Converting script to function causing significant slowdown?

2 vues (au cours des 30 derniers jours)
Nick Heinz
Nick Heinz le 9 Mai 2018
Commenté : Nick Heinz le 21 Mai 2018
I have an inherited project (roughly 5k lines) where the previous author has set everything up as several scripts that all execute in the base workspace, example structure:
  • Main
  • - Script 2
  • - Script 3
  • -- Script 3b
etc.
The general application flow is to load in parameters from Excel (currently that is used as a 'front end'), run the calculations, then export the data (both to Excel and other formats). The entire processing time varies with the input parameters, but in general takes ~80 seconds to complete on my machine.
This application eventually needs to be compiled. I'm able to run it as a deployed application and the processing time is approximately the same, no issue there.
However, I have a need to call the compiled application directly from Excel, and pass it parameters while doing this.
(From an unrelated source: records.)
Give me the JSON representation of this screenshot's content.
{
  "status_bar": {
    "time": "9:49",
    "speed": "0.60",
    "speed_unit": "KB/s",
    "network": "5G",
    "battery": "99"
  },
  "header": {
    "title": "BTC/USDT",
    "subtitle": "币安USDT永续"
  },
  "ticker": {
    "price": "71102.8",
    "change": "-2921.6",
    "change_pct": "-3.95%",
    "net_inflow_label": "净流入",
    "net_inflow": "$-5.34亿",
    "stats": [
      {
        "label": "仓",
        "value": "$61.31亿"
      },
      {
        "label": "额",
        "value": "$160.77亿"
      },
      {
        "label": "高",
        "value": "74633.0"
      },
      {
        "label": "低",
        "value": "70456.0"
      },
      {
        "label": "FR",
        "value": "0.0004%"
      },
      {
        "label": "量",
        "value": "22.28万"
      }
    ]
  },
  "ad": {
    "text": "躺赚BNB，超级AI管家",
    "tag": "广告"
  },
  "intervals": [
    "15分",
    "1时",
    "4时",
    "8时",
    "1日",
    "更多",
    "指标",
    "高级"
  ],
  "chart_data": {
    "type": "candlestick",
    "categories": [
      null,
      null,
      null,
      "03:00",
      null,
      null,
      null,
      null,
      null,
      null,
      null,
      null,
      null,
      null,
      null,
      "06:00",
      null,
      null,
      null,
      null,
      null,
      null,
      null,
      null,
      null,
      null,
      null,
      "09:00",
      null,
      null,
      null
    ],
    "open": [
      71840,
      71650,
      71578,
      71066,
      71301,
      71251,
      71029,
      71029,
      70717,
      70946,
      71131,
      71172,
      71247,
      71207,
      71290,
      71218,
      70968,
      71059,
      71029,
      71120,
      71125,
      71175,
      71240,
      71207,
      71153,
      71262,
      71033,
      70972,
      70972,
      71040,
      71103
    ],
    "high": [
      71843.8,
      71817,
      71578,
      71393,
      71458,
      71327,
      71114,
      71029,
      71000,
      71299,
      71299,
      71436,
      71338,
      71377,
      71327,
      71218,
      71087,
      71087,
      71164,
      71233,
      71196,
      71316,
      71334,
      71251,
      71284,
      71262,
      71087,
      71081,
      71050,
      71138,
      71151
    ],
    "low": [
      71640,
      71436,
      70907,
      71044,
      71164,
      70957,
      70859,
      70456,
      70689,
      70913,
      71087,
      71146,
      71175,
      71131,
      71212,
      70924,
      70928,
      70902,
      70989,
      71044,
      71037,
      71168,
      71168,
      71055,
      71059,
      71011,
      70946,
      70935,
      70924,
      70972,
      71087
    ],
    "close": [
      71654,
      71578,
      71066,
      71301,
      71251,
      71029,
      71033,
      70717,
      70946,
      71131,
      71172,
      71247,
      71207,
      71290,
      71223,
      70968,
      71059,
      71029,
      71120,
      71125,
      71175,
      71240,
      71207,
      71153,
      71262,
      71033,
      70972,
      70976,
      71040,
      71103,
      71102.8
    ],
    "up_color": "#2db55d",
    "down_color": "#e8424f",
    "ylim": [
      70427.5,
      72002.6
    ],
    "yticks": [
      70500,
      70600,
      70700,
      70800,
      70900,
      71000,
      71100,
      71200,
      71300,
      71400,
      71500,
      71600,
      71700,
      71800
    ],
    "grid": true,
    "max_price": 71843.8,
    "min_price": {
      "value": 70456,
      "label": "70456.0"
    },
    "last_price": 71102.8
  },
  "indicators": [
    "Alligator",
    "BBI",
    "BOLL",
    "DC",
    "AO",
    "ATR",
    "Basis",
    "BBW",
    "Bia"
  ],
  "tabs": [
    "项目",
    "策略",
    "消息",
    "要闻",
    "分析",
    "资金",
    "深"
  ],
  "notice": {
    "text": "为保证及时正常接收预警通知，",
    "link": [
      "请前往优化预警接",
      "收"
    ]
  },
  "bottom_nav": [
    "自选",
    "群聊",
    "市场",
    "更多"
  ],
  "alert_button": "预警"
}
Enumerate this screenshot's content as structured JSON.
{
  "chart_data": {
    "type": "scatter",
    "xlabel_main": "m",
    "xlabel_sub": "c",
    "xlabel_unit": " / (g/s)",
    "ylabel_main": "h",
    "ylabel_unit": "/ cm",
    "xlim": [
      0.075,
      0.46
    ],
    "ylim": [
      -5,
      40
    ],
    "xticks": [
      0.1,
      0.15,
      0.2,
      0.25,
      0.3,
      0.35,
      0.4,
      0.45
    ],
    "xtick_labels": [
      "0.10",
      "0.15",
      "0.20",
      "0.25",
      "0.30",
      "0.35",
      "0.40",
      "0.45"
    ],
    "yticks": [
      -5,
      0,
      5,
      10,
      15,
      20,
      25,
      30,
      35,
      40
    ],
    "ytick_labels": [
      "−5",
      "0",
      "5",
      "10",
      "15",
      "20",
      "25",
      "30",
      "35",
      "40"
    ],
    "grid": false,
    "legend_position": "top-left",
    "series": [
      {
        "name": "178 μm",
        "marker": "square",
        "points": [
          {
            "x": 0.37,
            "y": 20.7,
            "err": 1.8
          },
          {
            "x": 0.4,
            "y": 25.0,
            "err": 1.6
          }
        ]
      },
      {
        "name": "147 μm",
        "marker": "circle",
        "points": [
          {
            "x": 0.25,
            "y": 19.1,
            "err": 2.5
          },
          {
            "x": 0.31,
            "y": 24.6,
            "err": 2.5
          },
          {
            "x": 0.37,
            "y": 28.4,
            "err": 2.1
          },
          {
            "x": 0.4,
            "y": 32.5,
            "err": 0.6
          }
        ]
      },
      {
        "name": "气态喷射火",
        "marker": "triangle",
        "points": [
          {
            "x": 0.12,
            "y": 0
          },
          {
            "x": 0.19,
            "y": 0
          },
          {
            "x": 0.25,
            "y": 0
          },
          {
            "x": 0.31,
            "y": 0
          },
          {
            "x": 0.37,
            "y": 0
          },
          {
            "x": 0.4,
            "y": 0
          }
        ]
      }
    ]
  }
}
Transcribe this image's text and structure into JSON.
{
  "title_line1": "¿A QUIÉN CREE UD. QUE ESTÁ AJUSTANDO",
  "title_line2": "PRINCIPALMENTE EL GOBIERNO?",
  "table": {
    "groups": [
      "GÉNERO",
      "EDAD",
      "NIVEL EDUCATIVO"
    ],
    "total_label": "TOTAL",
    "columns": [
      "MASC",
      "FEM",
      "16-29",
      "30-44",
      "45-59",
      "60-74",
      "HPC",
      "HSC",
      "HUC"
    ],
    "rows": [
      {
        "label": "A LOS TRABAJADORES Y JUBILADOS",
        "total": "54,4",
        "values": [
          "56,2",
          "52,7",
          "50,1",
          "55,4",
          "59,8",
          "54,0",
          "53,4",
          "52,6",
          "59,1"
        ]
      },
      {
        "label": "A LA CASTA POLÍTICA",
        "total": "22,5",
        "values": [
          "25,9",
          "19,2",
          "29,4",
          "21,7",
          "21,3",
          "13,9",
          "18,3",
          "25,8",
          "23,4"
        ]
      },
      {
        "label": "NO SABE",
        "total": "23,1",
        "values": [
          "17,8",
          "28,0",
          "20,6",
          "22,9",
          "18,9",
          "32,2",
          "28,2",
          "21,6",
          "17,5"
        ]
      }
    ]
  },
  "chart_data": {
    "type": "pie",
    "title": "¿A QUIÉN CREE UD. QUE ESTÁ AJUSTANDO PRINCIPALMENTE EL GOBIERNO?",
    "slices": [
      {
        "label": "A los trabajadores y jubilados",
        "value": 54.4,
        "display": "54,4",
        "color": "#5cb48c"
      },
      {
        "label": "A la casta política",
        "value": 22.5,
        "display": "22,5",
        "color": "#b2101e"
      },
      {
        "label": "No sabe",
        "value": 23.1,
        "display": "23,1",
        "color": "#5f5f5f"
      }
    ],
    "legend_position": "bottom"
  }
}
To accomplish this I simply converted the main.m script into a function, eg below
function main(input1, input2)
When I do this however, in every format I run the application now (deployed, called from Excel, native Matlab/ non-deployed) it takes significantly longer to run through. From ~80 seconds to 10+ minutes.
My question is, am I doing anything fundamentally wrong here just converting main.m to a function like I did? If so, is there a better way to pass parameters to a deployed application? (my ultimate goal) Or does anyone know why changing just my main.m into a function from a script would cause a huge slowdown?
Thanks in advance for any insight..
Win 10, Matlab 2013b (currently for compatibility issues with this project)
  21 commentaires
Greg
Greg le 15 Mai 2018
I tried adding some slightly less trivial filler code, and adding in a couple more of the non-double variables. And I installed R2013b as well. Still no luck reproducing the issue.
Nick: can you provide any more detail on the struct and the large cell array? I'm wondering if they are key components because of the relatively large memory size. Also, in general, would you say there is much cross-script variable access? For example, does script3 use or manipulate anything created in script2?
Nick Heinz
Nick Heinz le 21 Mai 2018
Thanks for continuing to look into this, I really appreciate it. Just getting a chance to work on this project again, the last few days have been extremely busy.
The large cell array is just used in the 'setup' / parameter loading portion of the app, and from the profiler tests I've done this portion of the app is approximately the same between the function and script configurations. Along those same lines, the structure variable is only used in the data export portion, so again shouldn't have an effect on the calculation / run speed.
Yes, the way it was coded there is an extreme amount of cross-script access. There is also a significant amount of variables that unfortunately can't be pre-allocated because their size is unknown at run time. I've tried to do what I can, but with the current program structure not a whole lot can be done.
If you still are interested in creating filler code, the griddedinterps play a significant role in iterative solver routine, and each of those lookups is highly nonlinear, but I think this lends more to the amount of iterations it takes to solve, and not to the root problem of why script mode is faster than function mode. So I have to use a very conservative iteration method, which results in lots and lots of iterations - I will frequently have ~200k iterations at some of the most nested scripts (3rd level nesting, if that makes sense).
@Philip - thanks for the suggestion, I will definitely try that first before a full restructure. I guess that makes, sense - like I mentioned before, function mode seems to run much closer to script mode speed in 2018a, but I am unfortunately unable to use this version due to 3rd party COM compatibility (32bit com object).